When the Government's most successful social policy of the past few years is Max Key, you know you've got problems, man.
We Kiwis used to pride ourselves on giving everyone a fair go and on being good, decent people. We have free healthcare and had free education. We banned nukes, went green and gave every person a vote before it was cool. We started the process of making peace with the past to secure a future. We had a place where everyone could afford to get educated, get a job, live in a house and raise a family.
We had paradise. A slice of heaven.
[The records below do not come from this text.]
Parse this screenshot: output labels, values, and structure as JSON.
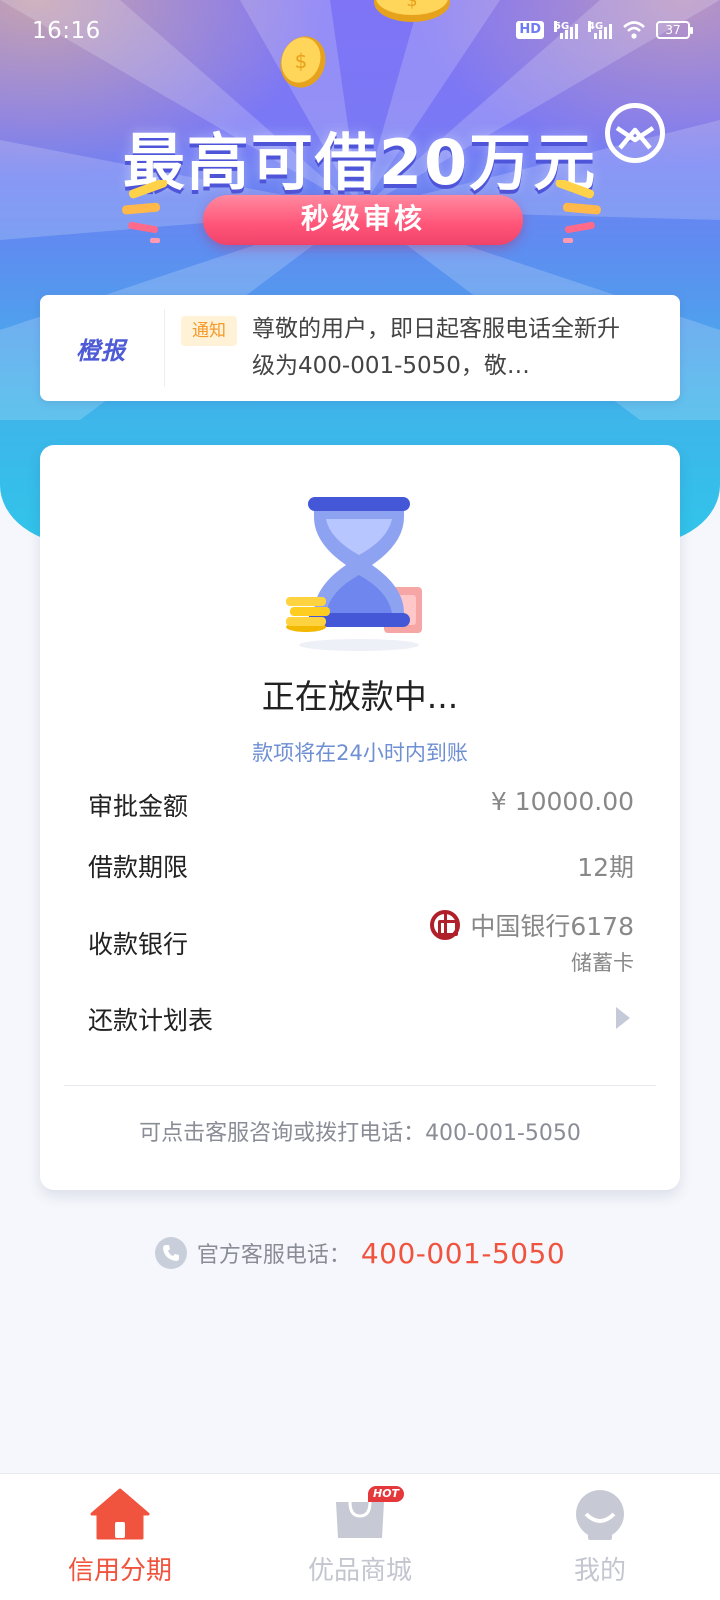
{
  "status_bar": {
    "time": "16:16",
    "hd_label": "HD",
    "net_5g": "5G",
    "net_4g": "4G",
    "battery": "37"
  },
  "banner": {
    "headline": "最高可借20万元",
    "pill": "秒级审核",
    "brand_icon": "envelope-circle-logo-icon"
  },
  "notice": {
    "brand": "橙报",
    "tag": "通知",
    "text": "尊敬的用户，即日起客服电话全新升级为400-001-5050，敬…"
  },
  "loan_status": {
    "illustration": "hourglass-icon",
    "title": "正在放款中...",
    "subtitle": "款项将在24小时内到账",
    "rows": {
      "amount_label": "审批金额",
      "amount_value": "¥ 10000.00",
      "term_label": "借款期限",
      "term_value": "12期",
      "bank_label": "收款银行",
      "bank_value": "中国银行6178",
      "bank_card_type": "储蓄卡",
      "plan_label": "还款计划表"
    },
    "footer": "可点击客服咨询或拨打电话：400-001-5050"
  },
  "hotline": {
    "label": "官方客服电话：",
    "number": "400-001-5050"
  },
  "bottom_nav": {
    "items": [
      {
        "label": "信用分期",
        "icon": "home-icon",
        "active": true
      },
      {
        "label": "优品商城",
        "icon": "shopping-bag-icon",
        "badge": "HOT",
        "active": false
      },
      {
        "label": "我的",
        "icon": "profile-icon",
        "active": false
      }
    ]
  },
  "colors": {
    "accent": "#f0543e",
    "brand_blue": "#4d5bd6",
    "pill_pink": "#ff5478",
    "bank_red": "#b0202a"
  }
}
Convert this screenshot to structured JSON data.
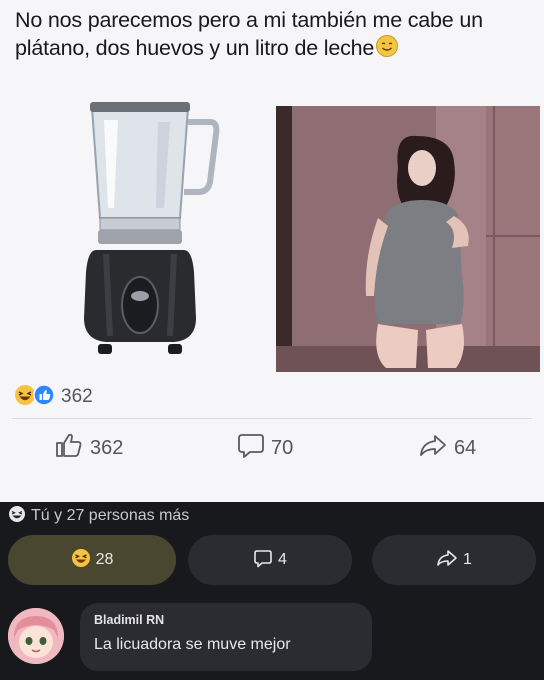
{
  "post": {
    "caption": "No nos parecemos pero a mi también me cabe un plátano, dos huevos y un litro de leche",
    "caption_emoji": "smiling-face-icon",
    "reaction_total": "362",
    "actions": {
      "like_count": "362",
      "comment_count": "70",
      "share_count": "64"
    }
  },
  "feed_bar": {
    "friends_text": "Tú y 27 personas más",
    "react_count": "28",
    "comment_count": "4",
    "share_count": "1",
    "react_pill_color": "#4a4731"
  },
  "comment": {
    "author": "Bladimil RN",
    "text": "La licuadora se muve mejor"
  }
}
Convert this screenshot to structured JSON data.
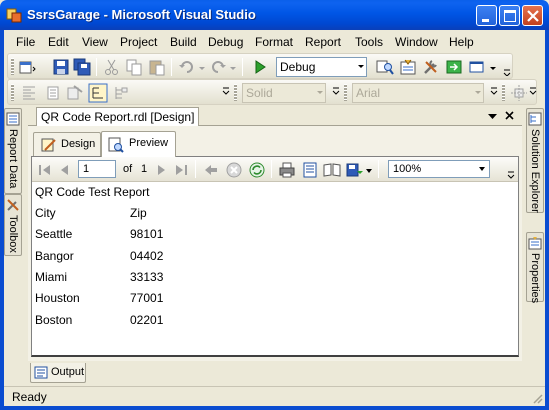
{
  "window": {
    "title": "SsrsGarage - Microsoft Visual Studio"
  },
  "menu": [
    "File",
    "Edit",
    "View",
    "Project",
    "Build",
    "Debug",
    "Format",
    "Report",
    "Tools",
    "Window",
    "Help"
  ],
  "toolbar": {
    "solution_config": "Debug",
    "border_style": "Solid",
    "font_name": "Arial"
  },
  "side_left": {
    "report_data": "Report Data",
    "toolbox": "Toolbox"
  },
  "side_right": {
    "solution_explorer": "Solution Explorer",
    "properties": "Properties"
  },
  "document": {
    "tab_title": "QR Code Report.rdl [Design]",
    "tabs": {
      "design": "Design",
      "preview": "Preview"
    }
  },
  "report_toolbar": {
    "page_current": "1",
    "page_of": "of",
    "page_total": "1",
    "zoom": "100%"
  },
  "report": {
    "title": "QR Code Test Report",
    "headers": [
      "City",
      "Zip"
    ],
    "rows": [
      [
        "Seattle",
        "98101"
      ],
      [
        "Bangor",
        "04402"
      ],
      [
        "Miami",
        "33133"
      ],
      [
        "Houston",
        "77001"
      ],
      [
        "Boston",
        "02201"
      ]
    ]
  },
  "output": {
    "label": "Output"
  },
  "status": {
    "text": "Ready"
  },
  "colors": {
    "titlebar": "#0055E5",
    "chrome": "#ECE9D8",
    "close_button": "#C2401E"
  }
}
Then we got greedy and it all went to shit.
Now families can't afford houses, kids don't have any lunches, corporations are dodging taxes, rates are going up, the cost of living is going up, students are being arrested at airports, people are living in cars, there's more homeless in the streets, poverty is growing, child abuse stats are appalling ... it's just a never-ending misery.
Watching Moore battle for what is, at its heart, just common decency and a restraint of pure greed really hammered home how many great things we once had or have since watered down as we rush to emulate the States.
It was a sentiment Moore shared when he spoke to Radio New Zealand.
"I would not try to emulate us in these ways," he said. "You already do ... but it can be worse. You want to stop that.
"You want to preserve those good things that you had over the years, the belief system that you have, the values that you have."
As I left the cinema it slowly dawned on me that Moore had not invaded us. We had nothing he wanted. And that, my friends, was something to really think about.